The Citizens for Public Justice, together with Canada Without Poverty, after years of consultation nationally have published Dignity for All: the campaign for a poverty free Canada www.dignityforall.ca . They argue that the principal reason for poverty in Canada is the absence of a national policy coordinated with provincial and municipal programmes.
What does poverty look like in Canada and what does it cost our society? Dignity for All tells us on their website:
- 3. 8 million people including 1.1 million children experienced food insecurity in 2011. Close to 900,000 people rely on food banks each month.
- 200,000 persons are homeless costing Canada over $7 billion per year;
- 1.4 million persons are unemployed in Canada with a 27% increase in part-time or temporary work since 1997.
- 4.8 million people struggle to make ends meet: to pay their rent, feed their families, and address basic needs.
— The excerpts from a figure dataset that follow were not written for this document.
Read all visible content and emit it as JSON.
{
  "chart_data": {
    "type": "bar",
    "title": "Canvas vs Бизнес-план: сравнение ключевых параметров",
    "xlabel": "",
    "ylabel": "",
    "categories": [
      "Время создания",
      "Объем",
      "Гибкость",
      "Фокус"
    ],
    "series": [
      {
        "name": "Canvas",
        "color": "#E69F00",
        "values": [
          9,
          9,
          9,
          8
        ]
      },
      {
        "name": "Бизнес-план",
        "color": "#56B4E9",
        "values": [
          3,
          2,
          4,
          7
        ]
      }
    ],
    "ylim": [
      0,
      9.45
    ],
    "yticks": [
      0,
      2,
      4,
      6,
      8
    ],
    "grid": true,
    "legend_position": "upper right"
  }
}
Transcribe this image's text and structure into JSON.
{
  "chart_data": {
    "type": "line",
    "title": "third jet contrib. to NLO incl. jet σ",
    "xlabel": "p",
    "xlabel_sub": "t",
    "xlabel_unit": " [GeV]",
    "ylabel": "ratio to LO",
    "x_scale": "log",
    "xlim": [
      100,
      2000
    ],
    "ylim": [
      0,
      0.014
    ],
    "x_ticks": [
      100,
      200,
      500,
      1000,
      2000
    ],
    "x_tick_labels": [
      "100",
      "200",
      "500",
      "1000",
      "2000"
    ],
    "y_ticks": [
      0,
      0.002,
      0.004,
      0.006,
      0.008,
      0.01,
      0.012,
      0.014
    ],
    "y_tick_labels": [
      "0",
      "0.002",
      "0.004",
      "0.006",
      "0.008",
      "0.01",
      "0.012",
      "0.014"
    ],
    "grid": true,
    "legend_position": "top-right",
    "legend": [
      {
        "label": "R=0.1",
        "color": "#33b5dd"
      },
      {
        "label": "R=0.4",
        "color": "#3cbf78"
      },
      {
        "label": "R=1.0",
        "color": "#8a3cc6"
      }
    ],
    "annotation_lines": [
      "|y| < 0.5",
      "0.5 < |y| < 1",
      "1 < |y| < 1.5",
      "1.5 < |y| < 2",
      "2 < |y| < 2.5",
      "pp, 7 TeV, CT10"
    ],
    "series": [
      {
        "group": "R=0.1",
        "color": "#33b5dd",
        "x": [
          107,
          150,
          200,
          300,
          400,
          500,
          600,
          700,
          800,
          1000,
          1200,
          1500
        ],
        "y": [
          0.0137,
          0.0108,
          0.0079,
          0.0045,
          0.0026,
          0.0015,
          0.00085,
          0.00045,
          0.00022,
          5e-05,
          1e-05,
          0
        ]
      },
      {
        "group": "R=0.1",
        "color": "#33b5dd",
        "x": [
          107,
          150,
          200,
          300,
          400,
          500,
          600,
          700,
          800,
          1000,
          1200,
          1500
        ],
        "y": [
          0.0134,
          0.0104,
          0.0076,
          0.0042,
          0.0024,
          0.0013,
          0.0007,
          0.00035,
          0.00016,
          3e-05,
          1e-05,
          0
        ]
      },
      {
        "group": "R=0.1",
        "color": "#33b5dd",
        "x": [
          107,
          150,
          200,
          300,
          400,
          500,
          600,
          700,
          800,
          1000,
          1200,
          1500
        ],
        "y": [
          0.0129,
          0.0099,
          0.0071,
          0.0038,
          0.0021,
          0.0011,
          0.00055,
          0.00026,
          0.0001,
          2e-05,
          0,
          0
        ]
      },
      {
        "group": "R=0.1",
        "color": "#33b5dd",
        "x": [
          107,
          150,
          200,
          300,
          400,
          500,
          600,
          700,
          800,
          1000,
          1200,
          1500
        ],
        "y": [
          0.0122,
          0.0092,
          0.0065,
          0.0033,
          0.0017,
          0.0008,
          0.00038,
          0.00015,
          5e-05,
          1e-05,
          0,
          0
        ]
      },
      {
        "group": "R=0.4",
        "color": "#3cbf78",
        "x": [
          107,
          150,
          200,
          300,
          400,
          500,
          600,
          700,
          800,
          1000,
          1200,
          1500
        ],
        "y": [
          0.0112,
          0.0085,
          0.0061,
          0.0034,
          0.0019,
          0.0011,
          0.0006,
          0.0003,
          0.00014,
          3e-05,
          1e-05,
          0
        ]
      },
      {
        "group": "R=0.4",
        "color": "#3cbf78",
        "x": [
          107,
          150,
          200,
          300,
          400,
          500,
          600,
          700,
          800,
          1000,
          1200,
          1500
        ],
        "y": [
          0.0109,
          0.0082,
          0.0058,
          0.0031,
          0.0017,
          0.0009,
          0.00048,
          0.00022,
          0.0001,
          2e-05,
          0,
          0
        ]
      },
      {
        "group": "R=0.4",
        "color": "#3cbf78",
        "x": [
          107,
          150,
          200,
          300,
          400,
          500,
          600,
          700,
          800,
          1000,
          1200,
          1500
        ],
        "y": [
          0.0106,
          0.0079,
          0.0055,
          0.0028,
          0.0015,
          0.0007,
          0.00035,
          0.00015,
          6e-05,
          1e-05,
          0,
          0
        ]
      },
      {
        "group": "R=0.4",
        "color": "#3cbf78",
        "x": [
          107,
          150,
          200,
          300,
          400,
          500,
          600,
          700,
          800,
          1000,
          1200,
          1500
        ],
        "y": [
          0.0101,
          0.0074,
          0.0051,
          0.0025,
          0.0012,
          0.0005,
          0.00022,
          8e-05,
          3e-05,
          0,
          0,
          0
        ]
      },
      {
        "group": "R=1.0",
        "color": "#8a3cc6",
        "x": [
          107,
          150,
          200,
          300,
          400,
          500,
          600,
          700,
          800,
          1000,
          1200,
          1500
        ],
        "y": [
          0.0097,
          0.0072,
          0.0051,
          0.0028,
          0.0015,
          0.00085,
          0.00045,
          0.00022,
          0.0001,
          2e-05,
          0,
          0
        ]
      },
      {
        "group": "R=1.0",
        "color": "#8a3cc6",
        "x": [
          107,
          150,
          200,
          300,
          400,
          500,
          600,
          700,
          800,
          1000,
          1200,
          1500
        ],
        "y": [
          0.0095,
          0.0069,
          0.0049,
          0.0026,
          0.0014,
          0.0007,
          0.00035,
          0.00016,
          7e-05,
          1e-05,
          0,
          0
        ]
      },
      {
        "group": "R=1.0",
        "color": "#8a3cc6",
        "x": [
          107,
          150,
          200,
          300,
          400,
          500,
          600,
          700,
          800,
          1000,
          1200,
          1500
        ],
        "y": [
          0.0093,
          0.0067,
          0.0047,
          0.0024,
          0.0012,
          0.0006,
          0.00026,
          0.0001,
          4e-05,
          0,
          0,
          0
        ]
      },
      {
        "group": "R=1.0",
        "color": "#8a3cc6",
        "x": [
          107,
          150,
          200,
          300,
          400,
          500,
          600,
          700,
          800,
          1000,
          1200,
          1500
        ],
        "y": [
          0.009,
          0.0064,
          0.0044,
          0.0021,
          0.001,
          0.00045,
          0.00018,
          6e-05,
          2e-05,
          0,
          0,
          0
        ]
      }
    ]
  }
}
- “Poverty has been consistently linked with poorer health, higher health care costs, greater demands on social and community services, more stress on family members, and diminished school success – not to mention huge costs associated with reduced productivity and foregone economic activity. Yet governments claim a lack of sufficient resources to adequately address the problem all the while paying for the damaging consequences of living in poverty.” (Dignity for All, 11)
Dignity For All recommends a human rights based national policy to eliminate poverty in Canada. “Human rights transform issues of homelessness, poverty and hunger from being solely about economic deprivation to being about equal citizenship and dignity. A human rights approach understands that socio-economic deprivation occurs in large part because of the de-valuing of the rights of the most vulnerable leading to particular policy and program choices and decisions.” (12)
Brunswick Street Mission provides programmes that support persons dealing with many of the outcomes that arise from poverty. Brunswick Street Mission supports the call expressed so clearly in Dignity for All: the campaign for a poverty free Canada. Even with a decision to develop a national coordinated policy to eliminate poverty, we see many years of service ahead while a national policy is implemented. Brunswick Street Mission supports the call.